Norris, instructor of art at Muskegon Community College in Michigan, reviewed 280 works by 148 artists from within a 150-mile radius of the Quad Cities.

First prize and $1,000 went to Gillian G. Christy of Iowa City for the steel and silver relief Easier Now. Second prize and $500 were awarded to Leslie Bell of Davenport for the oil-on-canvas Making Contact. Marc Nelson of Rock Island won third prize and $300 for High Water, oil on canvas and steel with collage.
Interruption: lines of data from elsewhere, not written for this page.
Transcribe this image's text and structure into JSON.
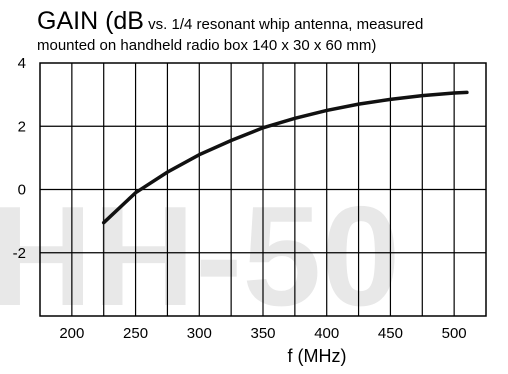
{
  "chart_data": {
    "type": "line",
    "title_main": "GAIN (dB",
    "title_rest": " vs. 1/4 resonant whip antenna, measured",
    "title_line2": "mounted on handheld radio box 140 x 30 x 60 mm)",
    "watermark": "HH-50",
    "xlabel": "f (MHz)",
    "ylabel": "",
    "xlim": [
      175,
      525
    ],
    "ylim": [
      -4,
      4
    ],
    "x_ticks": [
      200,
      250,
      300,
      350,
      400,
      450,
      500
    ],
    "y_ticks": [
      4,
      2,
      0,
      -2
    ],
    "grid": true,
    "series": [
      {
        "x": [
          225,
          250,
          275,
          300,
          325,
          350,
          375,
          400,
          425,
          450,
          475,
          500,
          510
        ],
        "y": [
          -1.05,
          -0.1,
          0.55,
          1.1,
          1.55,
          1.95,
          2.25,
          2.5,
          2.7,
          2.85,
          2.97,
          3.05,
          3.07
        ],
        "color": "#111111"
      }
    ]
  }
}
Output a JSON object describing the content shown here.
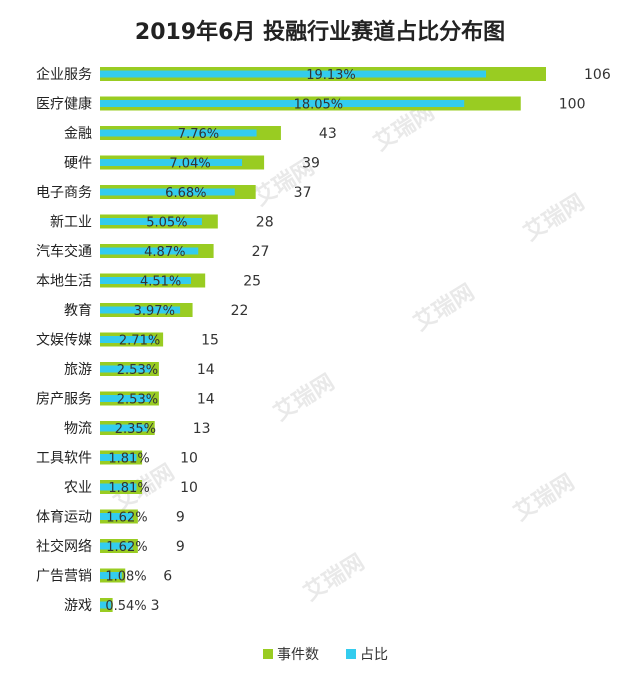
{
  "watermark_text": "艾瑞网",
  "chart_data": {
    "type": "bar",
    "title": "2019年6月 投融行业赛道占比分布图",
    "categories": [
      "企业服务",
      "医疗健康",
      "金融",
      "硬件",
      "电子商务",
      "新工业",
      "汽车交通",
      "本地生活",
      "教育",
      "文娱传媒",
      "旅游",
      "房产服务",
      "物流",
      "工具软件",
      "农业",
      "体育运动",
      "社交网络",
      "广告营销",
      "游戏"
    ],
    "series": [
      {
        "name": "事件数",
        "color": "#99cc22",
        "values": [
          106,
          100,
          43,
          39,
          37,
          28,
          27,
          25,
          22,
          15,
          14,
          14,
          13,
          10,
          10,
          9,
          9,
          6,
          3
        ],
        "labels": [
          "106",
          "100",
          "43",
          "39",
          "37",
          "28",
          "27",
          "25",
          "22",
          "15",
          "14",
          "14",
          "13",
          "10",
          "10",
          "9",
          "9",
          "6",
          "3"
        ]
      },
      {
        "name": "占比",
        "color": "#33ccee",
        "values": [
          19.13,
          18.05,
          7.76,
          7.04,
          6.68,
          5.05,
          4.87,
          4.51,
          3.97,
          2.71,
          2.53,
          2.53,
          2.35,
          1.81,
          1.81,
          1.62,
          1.62,
          1.08,
          0.54
        ],
        "labels": [
          "19.13%",
          "18.05%",
          "7.76%",
          "7.04%",
          "6.68%",
          "5.05%",
          "4.87%",
          "4.51%",
          "3.97%",
          "2.71%",
          "2.53%",
          "2.53%",
          "2.35%",
          "1.81%",
          "1.81%",
          "1.62%",
          "1.62%",
          "1.08%",
          "0.54%"
        ]
      }
    ],
    "xlabel": "",
    "ylabel": "",
    "grid": false,
    "legend_position": "bottom"
  }
}
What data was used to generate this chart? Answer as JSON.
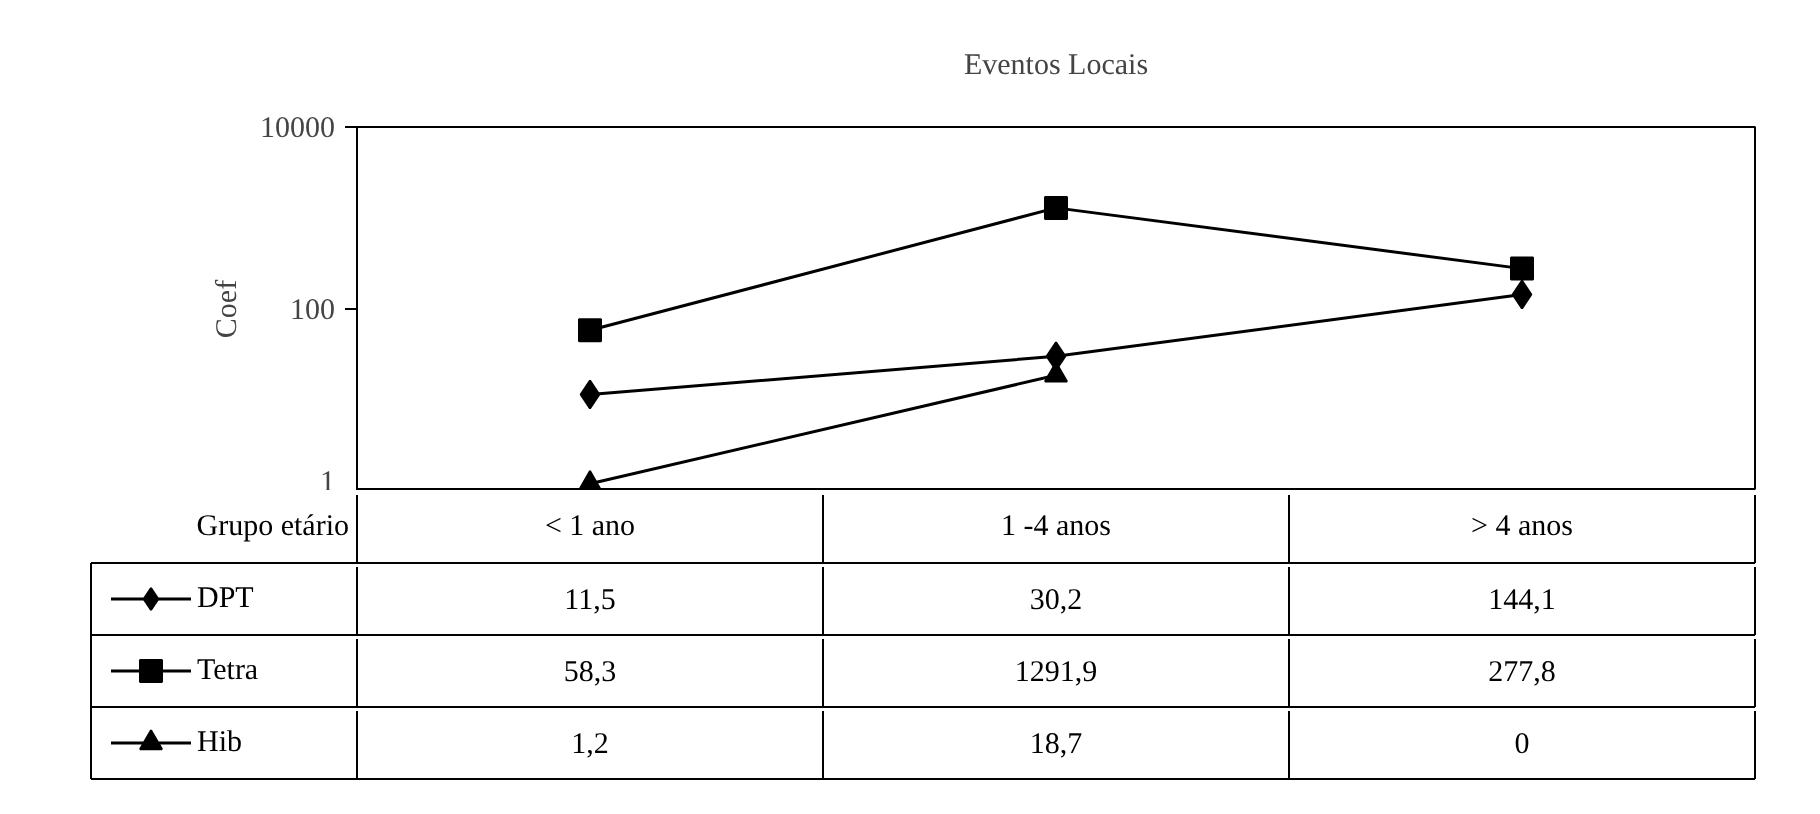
{
  "chart_data": {
    "type": "line",
    "title": "Eventos Locais",
    "ylabel": "Coef",
    "xlabel": "Grupo etário",
    "categories": [
      "< 1 ano",
      "1 -4 anos",
      "> 4 anos"
    ],
    "log": "y",
    "ylim": [
      1,
      10000
    ],
    "yticks": [
      1,
      100,
      10000
    ],
    "grid": false,
    "tick_labels": "y",
    "legend": "bottom left",
    "line_style": "solid",
    "series": [
      {
        "name": "DPT",
        "color": "#000000",
        "marker": "diamond",
        "values": [
          11.5,
          30.2,
          144.1
        ],
        "value_labels": [
          "11,5",
          "30,2",
          "144,1"
        ]
      },
      {
        "name": "Tetra",
        "color": "#000000",
        "marker": "square",
        "values": [
          58.3,
          1291.9,
          277.8
        ],
        "value_labels": [
          "58,3",
          "1291,9",
          "277,8"
        ]
      },
      {
        "name": "Hib",
        "color": "#000000",
        "marker": "triangle",
        "values": [
          1.2,
          18.7,
          null
        ],
        "value_labels": [
          "1,2",
          "18,7",
          "0"
        ]
      }
    ]
  }
}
Honorable mentions and $100 were awarded to Sara Bell of Davenport, Travelogue, oil on panel; James Walker Henry of Burlington, Fish in the Sea, oil on canvas; Louise Kames of Dubuque, Three Branches, pastel on paper; Margaret Roberts of Iowa City, We Should Be Doing This Now, woodcut; Chen Wang of Iowa City, Existent – 2, digital image photograph; and Margaret Whiting of Waterloo, Organic Laws of Illinois, mixed media.

Norris previously taught at Western Michigan University, Glen Oaks Community College in Michigan, and Pikeville College in Kentucky. From 1992 to 1996, he was the curator of exhibitions and collections at the Art Center of Battle Creek, Michigan. He holds an MFA in painting from Northern Illinois University.

“There are pieces in the show that express a very personal vision, a singular ‘voice,’ and deeper significant content,” he said. “I avoided content that was overtly cliché, propagandistic, or far too simplistic for our complex global existence. Instead, I searched out art that taught me something new about an artist’s particular point of view in relation to the bigger world.”

Sherry C. Maurer, director of the Augustana College Art Museum, curated the show. Norris “favored paintings among a variety of media, but gave the highest award to a sculpted metal relief,” she wrote. “We hope this will encourage future three-dimensional entries.

“This exhibition reflects a vivid and diverse art community. My descriptive adjectives range from humorous, provocative, lyrical, anguished, elegant, rugged, or wry. It is a curatorial challenge to install a balanced flow, an annual gaze into one mirror for the art community.”

The 27th Annual Rock Island Fine Arts Exhibition runs April 4 through 27 at the Augustana College Art Museum. An opening reception will be held April 4 from 4:30 to 6:30 p.m., with award announcements at 5:30 p.m.